Israel has accepted calls to investigate a 2002 air strike on a Gaza City building, where a one-ton bomb killed not only a top Hamas operative and his bodyguard, but also 13 civilians, the justice ministry announced today.

Israel to probe 'targeted killing'

Israel has accepted calls to investigate a 2002 air strike on a Gaza City building, where a one-ton bomb killed not only a top Hamas operative and his bodyguard, but also 13 civilians, the justice ministry announced today.

A ministry statement said a commission of inquiry would be set up, which would could submit “findings and conclusions” on whether the bombing was justified, proportional and appropriate.

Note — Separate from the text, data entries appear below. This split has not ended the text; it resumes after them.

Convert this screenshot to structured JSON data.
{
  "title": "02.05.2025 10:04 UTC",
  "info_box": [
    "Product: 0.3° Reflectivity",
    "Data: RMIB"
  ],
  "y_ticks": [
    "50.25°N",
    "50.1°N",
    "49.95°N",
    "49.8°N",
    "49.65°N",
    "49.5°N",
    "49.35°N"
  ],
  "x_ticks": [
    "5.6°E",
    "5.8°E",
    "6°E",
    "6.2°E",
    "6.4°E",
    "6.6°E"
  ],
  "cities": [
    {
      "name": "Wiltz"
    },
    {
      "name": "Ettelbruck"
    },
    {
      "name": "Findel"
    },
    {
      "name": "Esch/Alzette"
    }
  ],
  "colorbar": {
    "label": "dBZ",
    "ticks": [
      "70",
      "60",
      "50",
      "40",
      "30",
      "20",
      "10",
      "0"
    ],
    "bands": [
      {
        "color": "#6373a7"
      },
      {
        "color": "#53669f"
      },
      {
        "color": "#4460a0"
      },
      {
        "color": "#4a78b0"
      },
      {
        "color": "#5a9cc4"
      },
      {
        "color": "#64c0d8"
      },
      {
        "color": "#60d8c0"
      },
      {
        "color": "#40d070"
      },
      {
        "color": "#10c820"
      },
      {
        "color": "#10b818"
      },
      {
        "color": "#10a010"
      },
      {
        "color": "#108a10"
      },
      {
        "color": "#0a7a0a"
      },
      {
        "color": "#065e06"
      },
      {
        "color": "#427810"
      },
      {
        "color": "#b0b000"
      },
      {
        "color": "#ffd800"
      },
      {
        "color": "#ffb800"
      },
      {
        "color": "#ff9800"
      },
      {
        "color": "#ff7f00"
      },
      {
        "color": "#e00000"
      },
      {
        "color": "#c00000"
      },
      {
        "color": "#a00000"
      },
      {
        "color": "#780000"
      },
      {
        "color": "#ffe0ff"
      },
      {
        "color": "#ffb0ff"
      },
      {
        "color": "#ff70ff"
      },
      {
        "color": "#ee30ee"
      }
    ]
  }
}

However, the commission could not itself bring criminal charges.

The night bombing in a crowded residential neighbourhood took out its target, suicide-bombing mastermind Salah Shehadeh, but also killed his wife and other sleeping civilians, among them nine children.

It brought harsh international condemnation of Israel and its practice of “targeted killings” of suspected Palestinian militants.

Human rights groups called for criminal charges against Israeli officers, including the air force commander at the time, Lt Gen. Dan Halutz, who defended the use of such a powerful bomb as “militarily and morally” correct, despite the civilian casualties.

Halutz later became the chief of staff of the Israeli military but resigned earlier this year after a government commission found fault with his role in Israel’s largely inconclusive war in Lebanon last summer.

Air strikes are one of the means Israel has employed in its fight against Palestinian militants, who have killed hundreds of Israelis in suicide bombings since 2000 and have carried out thousands of other attacks, including almost daily rocket attacks from Gaza at Israel.

In one newspaper interview at the time, when asked what a pilot feels as he drops a one-ton bomb into a civilian neighbourhood, Halutz was quoted as replying: “A slight shuddering of the wings.”

The raid, and others where civilians were harmed, prompted an unprecedented protest by 27 air force pilots who signed a petition saying air strikes on crowded Palestinian areas were “illegal and immoral”.

In 2005, the former general in charge of military operations in Gaza, Doron Almog, was warned by Israeli diplomats not to disembark from an aircraft that had landed in London after a tip-off that British police were waiting to arrest him on war crimes charges arising from the Shehadeh bombing.

The warrant against him was later cancelled, but there were concerns that Halutz could also face prosecution in European countries.

In a hearing this week on a petition over 2002 Gaza strike, filed by the Israeli rights group Yesh Gvul, the state prosecutor’s office said it was dropping its previous opposition to an inquiry commission.

“The state agrees that the circumstances surrounding the matter of the harm to innocent civilians during the implementation of the action in the Shehadeh case will be considered by an objective investigative commission that will be named for such a purpose by the authorised state authorities,” a Justice ministry statement said today.

Yesh Gvul called the prosecutor’s decision “brave”.

“We hope that the committee will indeed be set up and will carry out its investigation in an unprejudiced and unbiased manner,” the group said.

Israel’s Supreme Court upheld the military’s practice of “targeted killings” of suspected Palestinian militants in a ruling last year.